Imagem com cena do filme "Urchin", estrelado e dirigido por Harris Dickinson

Cena de Urchin – Foto: Divulgação

Por Paula Jacob

Um dos atores mais profundos de sua geração, Harris Dickinson nos mostrou a sua versatilidade em trabalhos que vão do ácido “Triângulo da Tristeza” (2022) até a minissérie de suspense “Assassinato no Fim do Mundo” (2023). Ano passado, viralizou nas redes sociais com o ambíguo personagem de de “Babygirl” (2024), ao som de “Father Figure”, de George Michael, e já está entre os rostos queridinhos de marcas como Prada e Audi. Mas nada disso parece colocar o jovem britânico fora dos trilhos artísticos.

Prova disso é a sua estreia na direção de um longa-metragem – ele já tinha feito o curta 2003 – com “Urchin”. O filme, vencedor dos prêmios de melhor ator e da crítica no Un Certain Regard do Festival de Cannes, acompanha de perto Mike (Frank Dillane), morador de rua que zanza por Londres em busca de lugares para dormir e dinheiro para seguir sustentando os seus vícios em drogas e álcool. Sua ansiedade e conhecimento das ruas o coloca num lugar de atenção constante, como se soubesse quem ou como fazer para conseguir o que quer.

Depois de um desentendimento com Nathan (interpretado pelo próprio Harris), outro morador de rua, ele acaba sendo acolhido por um homem com boas intenções. Ele lhe oferece água, comida e alguma ajuda. Conduzido a uma loja de bagels, acaba sofrendo uma tentativa de assalto de Mike, que é violento com ele, rouba seu relógio e foge para vendê-lo o mais rápido possível. Contudo, é interceptado pela polícia e preso, novamente. A pena dessa vez é de pouco mais de seis meses e, após cumpri-la, não só fica sóbrio, como também parece retornar ao cotidiano da cidade grande com mais esperança.

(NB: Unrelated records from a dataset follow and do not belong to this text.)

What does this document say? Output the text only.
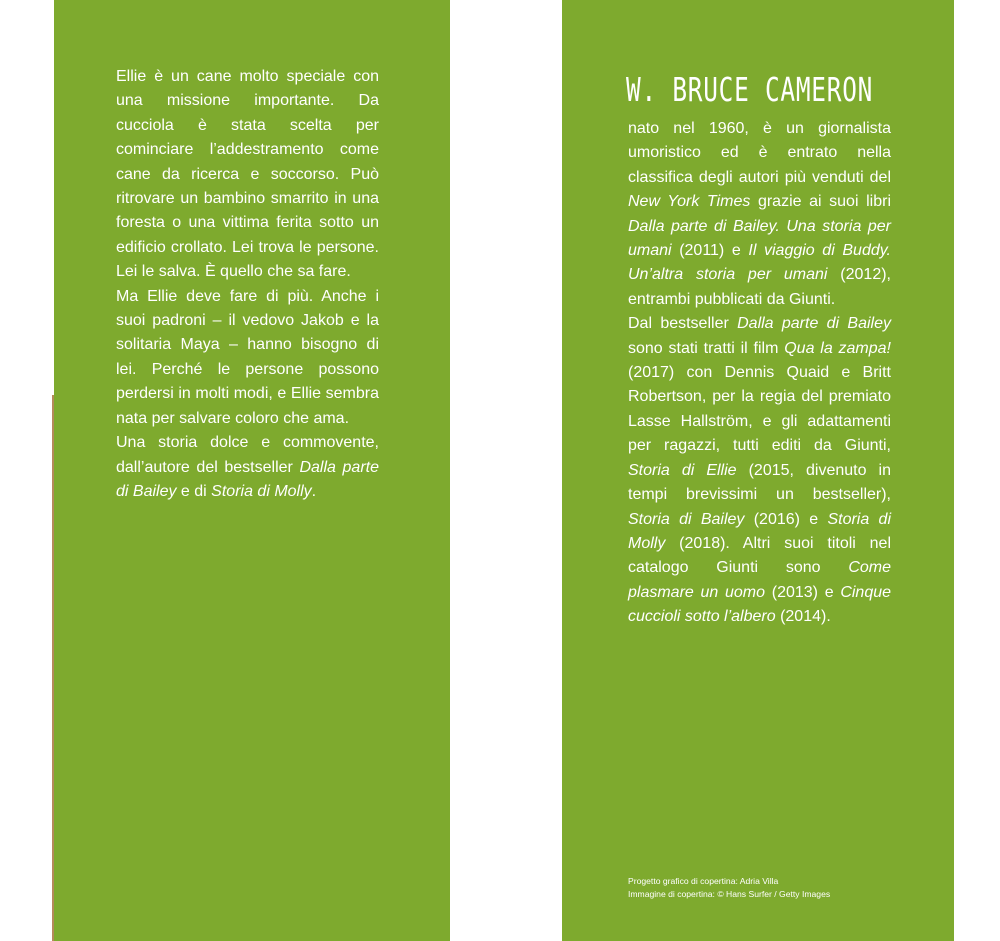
Ellie è un cane molto speciale con una missione importante. Da cucciola è stata scelta per cominciare l’addestramento come cane da ricerca e soccorso. Può ritrovare un bambino smarrito in una foresta o una vittima ferita sotto un edificio crollato. Lei trova le persone. Lei le salva. È quello che sa fare.

Ma Ellie deve fare di più. Anche i suoi padroni – il vedovo Jakob e la solitaria Maya – hanno bisogno di lei. Perché le persone possono perdersi in molti modi, e Ellie sembra nata per salvare coloro che ama.

Una storia dolce e commovente, dall’autore del bestseller Dalla parte di Bailey e di Storia di Molly.

W. BRUCE CAMERON

nato nel 1960, è un giornalista umoristico ed è entrato nella classifica degli autori più venduti del New York Times grazie ai suoi libri Dalla parte di Bailey. Una storia per umani (2011) e Il viaggio di Buddy. Un’altra storia per umani (2012), entrambi pubblicati da Giunti.

Dal bestseller Dalla parte di Bailey sono stati tratti il film Qua la zampa! (2017) con Dennis Quaid e Britt Robertson, per la regia del premiato Lasse Hallström, e gli adattamenti per ragazzi, tutti editi da Giunti, Storia di Ellie (2015, divenuto in tempi brevissimi un bestseller), Storia di Bailey (2016) e Storia di Molly (2018). Altri suoi titoli nel catalogo Giunti sono Come plasmare un uomo (2013) e Cinque cuccioli sotto l’albero (2014).

Progetto grafico di copertina: Adria Villa
Immagine di copertina: © Hans Surfer / Getty Images
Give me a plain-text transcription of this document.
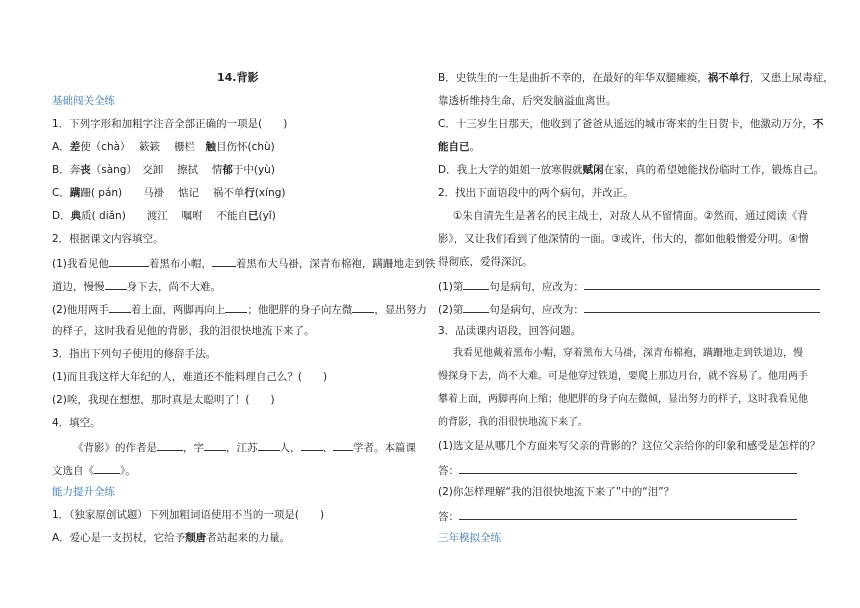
14.背影
基础闯关全练
1．下列字形和加粗字注音全部正确的一项是(　　)
A．差使（chà）　 簌簌　 栅栏　触目伤怀(chù)
B．奔丧（sàng）　交卸　 擦拭　 情郁于中(yù)
C．蹒跚( pán)　　马褂　 惦记　 祸不单行(xíng)
D．典质( diǎn)　　渡江　 嘱咐　 不能自已(yǐ)
2．根据课文内容填空。
(1)我看见他	着黑布小帽， 着黑布大马褂，深青布棉袍，蹒跚地走到铁
道边，慢慢 身下去，尚不大难。
(2)他用两手 着上面，两脚再向上 ；他肥胖的身子向左微 ，显出努力
的样子，这时我看见他的背影，我的泪很快地流下来了。
3．指出下列句子使用的修辞手法。
(1)而且我这样大年纪的人，难道还不能料理自己么？(　　)
(2)唉，我现在想想，那时真是太聪明了！(　　)
4．填空。
《背影》的作者是 ，字 ，江苏 人， 、 学者。本篇课
文选自《 》。
能力提升全练
1．（独家原创试题）下列加粗词语使用不当的一项是(　　)
A．爱心是一支拐杖，它给予颓唐者站起来的力量。
B．史铁生的一生是曲折不幸的，在最好的年华双腿瘫痪，祸不单行，又患上尿毒症，
靠透析维持生命，后突发脑溢血离世。
C．十三岁生日那天，他收到了爸爸从遥远的城市寄来的生日贺卡，他激动万分，不
能自已。
D．我上大学的姐姐一放寒假就赋闲在家，真的希望她能找份临时工作，锻炼自己。
2．找出下面语段中的两个病句，并改正。
①朱自清先生是著名的民主战士，对敌人从不留情面。②然而，通过阅读《背
影》，又让我们看到了他深情的一面。③或许，伟大的，都如他般憎爱分明。④憎
得彻底，爱得深沉。
(1)第 句是病句，应改为：
(2)第 句是病句，应改为：
3．品读课内语段，回答问题。
我看见他戴着黑布小帽，穿着黑布大马褂，深青布棉袍，蹒跚地走到铁道边，慢
慢探身下去，尚不大难。可是他穿过铁道，要爬上那边月台，就不容易了。他用两手
攀着上面，两脚再向上缩；他肥胖的身子向左微倾，显出努力的样子，这时我看见他
的背影，我的泪很快地流下来了。
(1)选文是从哪几个方面来写父亲的背影的？这位父亲给你的印象和感受是怎样的？
答：
(2)你怎样理解“我的泪很快地流下来了”中的“泪”？
答：
三年模拟全练
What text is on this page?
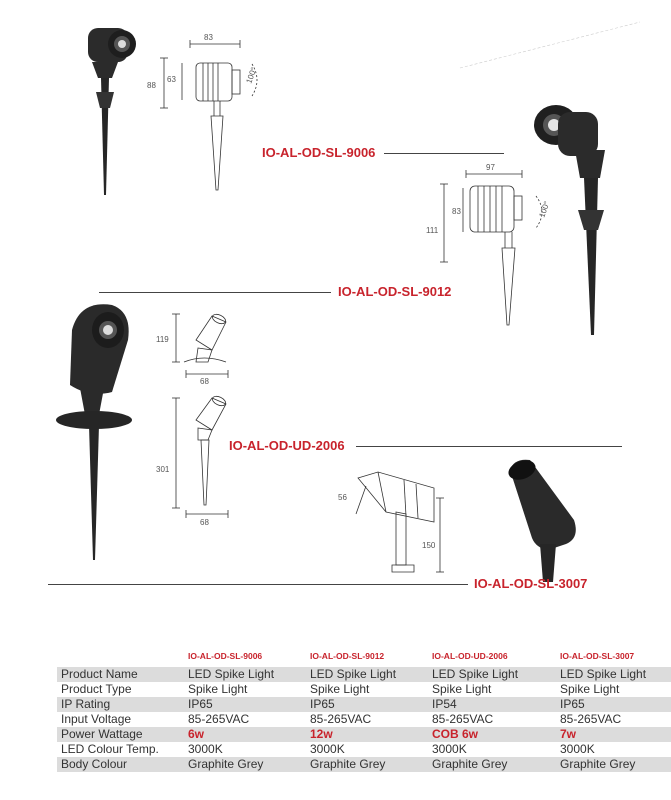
83
88
63	100°
97
111
83	100°
119
68
301
68
56
150
IO-AL-OD-SL-9006
IO-AL-OD-SL-9012
IO-AL-OD-UD-2006
IO-AL-OD-SL-3007
IO-AL-OD-SL-9006	IO-AL-OD-SL-9012	IO-AL-OD-UD-2006	IO-AL-OD-SL-3007
Product Name	LED Spike Light	LED Spike Light	LED Spike Light	LED Spike Light
Product Type	Spike Light	Spike Light	Spike Light	Spike Light
IP Rating	IP65	IP65	IP54	IP65
Input Voltage	85-265VAC	85-265VAC	85-265VAC	85-265VAC
Power Wattage	6w	12w	COB 6w	7w
LED Colour Temp. 3000K	3000K	3000K	3000K
Body Colour	Graphite Grey	Graphite Grey	Graphite Grey	Graphite Grey
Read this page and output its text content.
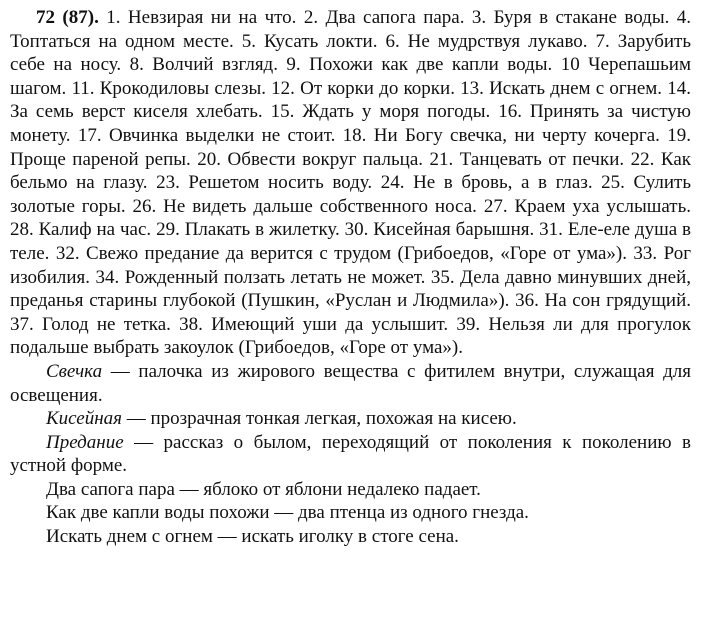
72 (87). 1. Невзирая ни на что. 2. Два сапога пара. 3. Буря в стакане воды. 4. Топтаться на одном месте. 5. Кусать локти. 6. Не мудрствуя лукаво. 7. Зарубить себе на носу. 8. Волчий взгляд. 9. Похожи как две капли воды. 10 Черепашьим шагом. 11. Крокодиловы слезы. 12. От корки до корки. 13. Искать днем с огнем. 14. За семь верст киселя хлебать. 15. Ждать у моря погоды. 16. Принять за чистую монету. 17. Овчинка выделки не стоит. 18. Ни Богу свечка, ни черту кочерга. 19. Проще пареной репы. 20. Обвести вокруг пальца. 21. Танцевать от печки. 22. Как бельмо на глазу. 23. Решетом носить воду. 24. Не в бровь, а в глаз. 25. Сулить золотые горы. 26. Не видеть дальше собственного носа. 27. Краем уха услышать. 28. Калиф на час. 29. Плакать в жилетку. 30. Кисейная барышня. 31. Еле-еле душа в теле. 32. Свежо предание да верится с трудом (Грибоедов, «Горе от ума»). 33. Рог изобилия. 34. Рожденный ползать летать не может. 35. Дела давно минувших дней, преданья старины глубокой (Пушкин, «Руслан и Людмила»). 36. На сон грядущий. 37. Голод не тетка. 38. Имеющий уши да услышит. 39. Нельзя ли для прогулок подальше выбрать закоулок (Грибоедов, «Горе от ума»).

Свечка — палочка из жирового вещества с фитилем внутри, служащая для освещения.

Кисейная — прозрачная тонкая легкая, похожая на кисею.

Предание — рассказ о былом, переходящий от поколения к поколению в устной форме.

Два сапога пара — яблоко от яблони недалеко падает.

Как две капли воды похожи — два птенца из одного гнезда.

Искать днем с огнем — искать иголку в стоге сена.
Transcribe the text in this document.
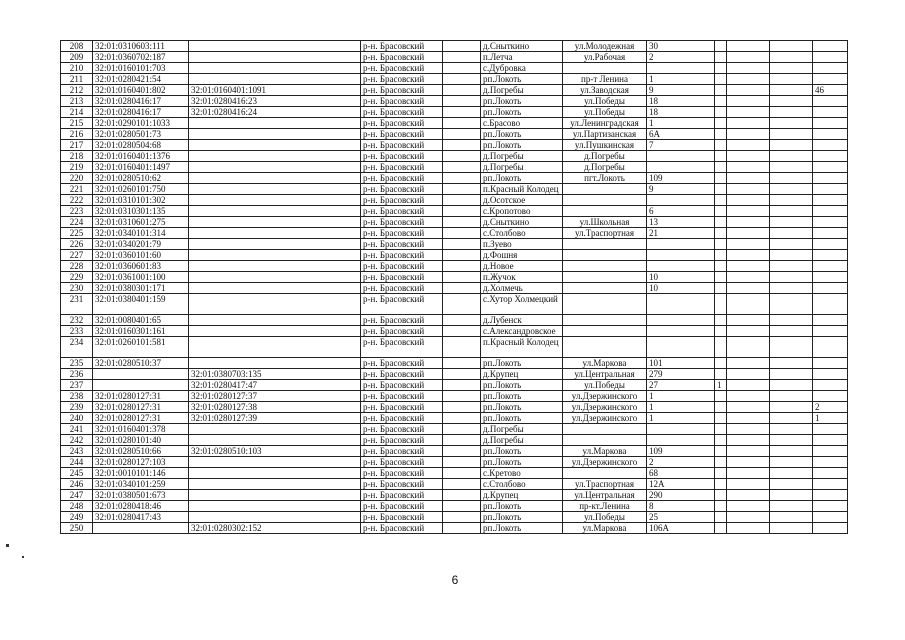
208	32:01:0310603:111		р-н. Брасовский		д.Сныткино	ул.Молодежная	30				
209	32:01:0360702:187		р-н. Брасовский		п.Летча	ул.Рабочая	2				
210	32:01:0160101:703		р-н. Брасовский		с.Дубровка						
211	32:01:0280421:54		р-н. Брасовский		рп.Локоть	пр-т Ленина	1				
212	32:01:0160401:802	32:01:0160401:1091	р-н. Брасовский		д.Погребы	ул.Заводская	9				46
213	32:01:0280416:17	32:01:0280416:23	р-н. Брасовский		рп.Локоть	ул.Победы	18				
214	32:01:0280416:17	32:01:0280416:24	р-н. Брасовский		рп.Локоть	ул.Победы	18				
215	32:01:0290101:1033		р-н. Брасовский		с.Брасово	ул.Ленинградская	1				
216	32:01:0280501:73		р-н. Брасовский		рп.Локоть	ул.Партизанская	6А				
217	32:01:0280504:68		р-н. Брасовский		рп.Локоть	ул.Пушкинская	7				
218	32:01:0160401:1376		р-н. Брасовский		д.Погребы	д.Погребы					
219	32:01:0160401:1497		р-н. Брасовский		д.Погребы	д.Погребы					
220	32:01:0280510:62		р-н. Брасовский		рп.Локоть	пгт.Локоть	109				
221	32:01:0260101:750		р-н. Брасовский		п.Красный Колодец		9				
222	32:01:0310101:302		р-н. Брасовский		д.Осотское						
223	32:01:0310301:135		р-н. Брасовский		с.Кропотово		6				
224	32:01:0310601:275		р-н. Брасовский		д.Сныткино	ул.Школьная	13				
225	32:01:0340101:314		р-н. Брасовский		с.Столбово	ул.Траспортная	21				
226	32:01:0340201:79		р-н. Брасовский		п.Зуево						
227	32:01:0360101:60		р-н. Брасовский		д.Фошня						
228	32:01:0360601:83		р-н. Брасовский		д.Новое						
229	32:01:0361001:100		р-н. Брасовский		п.Жучок		10				
230	32:01:0380301:171		р-н. Брасовский		д.Холмечь		10				
231	32:01:0380401:159		р-н. Брасовский		с.Хутор Холмецкий						
232	32:01:0080401:65		р-н. Брасовский		д.Лубенск						
233	32:01:0160301:161		р-н. Брасовский		с.Александровское						
234	32:01:0260101:581		р-н. Брасовский		п.Красный Колодец						
235	32:01:0280510:37		р-н. Брасовский		рп.Локоть	ул.Маркова	101				
236		32:01:0380703:135	р-н. Брасовский		д.Крупец	ул.Центральная	279				
237		32:01:0280417:47	р-н. Брасовский		рп.Локоть	ул.Победы	27	1			
238	32:01:0280127:31	32:01:0280127:37	р-н. Брасовский		рп.Локоть	ул.Дзержинского	1				
239	32:01:0280127:31	32:01:0280127:38	р-н. Брасовский		рп.Локоть	ул.Дзержинского	1				2
240	32:01:0280127:31	32:01:0280127:39	р-н. Брасовский		рп.Локоть	ул.Дзержинского	1				1
241	32:01:0160401:378		р-н. Брасовский		д.Погребы						
242	32:01:0280101:40		р-н. Брасовский		д.Погребы						
243	32:01:0280510:66	32:01:0280510:103	р-н. Брасовский		рп.Локоть	ул.Маркова	109				
244	32:01:0280127:103		р-н. Брасовский		рп.Локоть	ул.Дзержинского	2				
245	32:01:0010101:146		р-н. Брасовский		с.Кретово		68				
246	32:01:0340101:259		р-н. Брасовский		с.Столбово	ул.Траспортная	12А				
247	32:01:0380501:673		р-н. Брасовский		д.Крупец	ул.Центральная	290				
248	32:01:0280418:46		р-н. Брасовский		рп.Локоть	пр-кт.Ленина	8				
249	32:01:0280417:43		р-н. Брасовский		рп.Локоть	ул.Победы	25				
250		32:01:0280302:152	р-н. Брасовский		рп.Локоть	ул.Маркова	106А				
6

Imagem com cena do filme "Urchin", estrelado e dirigido por Harris Dickinson

Cena de Urchin – Foto: Divulgação

Agora acompanhado de uma assistência social, responsável por sua reintegração, Mike precisa arranjar um emprego, um local para morar e participar de reuniões e encontros sobre seu estado mental e físico. Essa nova chance também coloca o protagonista em contato consigo mesmo a partir de meditações guiadas e desvios daqueles que antes o faziam mal. Ele começa a trabalhar como auxiliar de cozinha em um hotel meia boca, conhece pessoas legais que o querem bem e parece finalmente ter agência de suas escolhas.

O esforço é visível, e torcemos por ele de maneira genuína. Mas algo sempre parece estar à espreita, aguardando um micro deslize para tomar posse de seu corpo novamente. E o que faz isso acontecer é o reencontro com a pessoa assaltada, um ano depois, que compartilha o seu ponto de vista da experiência e como isso afetou a ele e a sua família. Mike transmuta sua calma para um estado de indignação, como se visse em um espelho imaginário alguém de quem fugia, alguém inevitável esquecer a não ser enfrentando esse passado.

Imagem com cena do filme "Urchin", estrelado e dirigido por Harris Dickinson

Cena de Urchin – Foto: Divulgação

Nesse ponto de virada, há a possibilidade de superar isso e seguir em frente, dia após dia, hora após hora. Contudo, uma brecha se apresenta diante dos olhos ansiosos e do coração despedaçado, e ele retoma o ciclo de abusos, agressividade e isolamento. Aqui, o trabalho da direção de Dickinson e a atuação muito crua de Frank se encontram numa potência de sensibilidade, que foge das superfícies e adentra em um campo do inconsciente, do sonho, das imagens primordiais de um ser humano.

“Urchin”, do inglês, significa ouriço do mar e, ao mesmo tempo, criança levada, maliciosa (especialmente aquelas com roupas desleixadas). O protagonista é ambas as coisas: mal intencionado por questões familiares pouco visíveis na história, mas zero necessárias para compreender seu desamparo; e também uma pessoa que não se deixa tocar no interior, se defende com sua casca, escondendo algo muito íntimo – de si e dos outros. Um filme que carrega o jeito do diretor de também atuar, com ternura e profundidade.